Tuesday 6 August 2013


These battle scars......

Doesn’t life have a way of throwing a curve ball when you least expect it?  Everything is going along swimmingly and then...Wham!!  Something totally out of the blue happens that knocks you for a six and then in many cases seems to continue on a roll with other catastrophes happening straight after...as if you haven’t enough to deal with – along comes more.  Not always do the curve balls happen to you directly but often to someone you know, someone you care about, someone you are close to and even though it doesn’t affect you directly, it still has an impact on you...sometimes an enormous impact.

In the past six months there have been two people whom I work with that have lost newborn babies...much wanted and loved little souls...through no fault of their own.  Every test was normal, every stage was textbook, there was no hint of the absolute devastation that was about to hit their families with a grief that they would carry for the rest of their lives...the loss of a child.  My heart went out to them, nothing you could say or do seemed enough...enough to make up for their loss.

Also recently, I learnt that a new friend has been diagnosed with lung cancer...too late, according to doctors.  I have never met Raul but have come to admire and respect him in the past few months.  A lovely, sincere person who doesn’t deserve the hand he has been dealt.  So how, in this day and age, with medical knowledge as it is, can situations like these just seem to slip past unnoticed??  Are medical services stretched too far?  Are waiting lists and hospital bed turnovers putting too much pressure on the system so that warning signs get missed?  Are doctors too busy/too tired/too blasé?  None of these are very comforting for the people who they affect the most...the patients and families. 

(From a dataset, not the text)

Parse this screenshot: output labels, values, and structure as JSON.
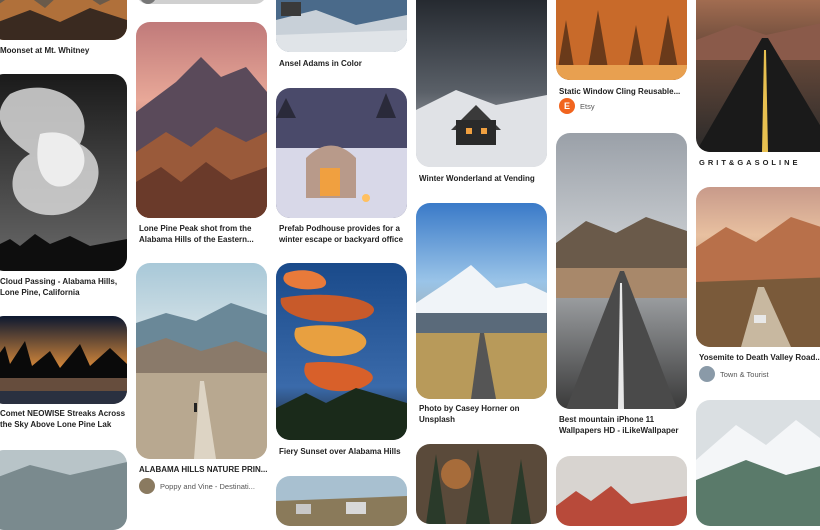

So how DO you cope when told that it is only a matter of hours before your newborn baby slips away....or that you have a terminal illness and you only have months to live?  For the parents who grieve not only the loss of a child, but the loss of that life not lived...the possibilities that could have been...a life to grow and share.  For a person with a terminal illness, a part of life has been lived, a life has grown and shared and in retrospect, there is some precious time left - time to sort affairs, time to fulfil final wishes, time to say goodbyes.  Time still left to love and share. A small blessing under the circumstances.  Both situations take enormous strength and courage - the strength to pick yourself up and dust yourself off and the courage to face life and continue on.

So sometimes these curve balls come from nowhere, and affect you when you least expect it.  They leave scars on your psyche and your soul. The scars never go away.  Sometimes you may think about them and pick at them til they are raw and bleed and the pain returns.  Then they scab over.... and life goes on....the same, but yet different.  If only life came complete with a catcher’s mitt.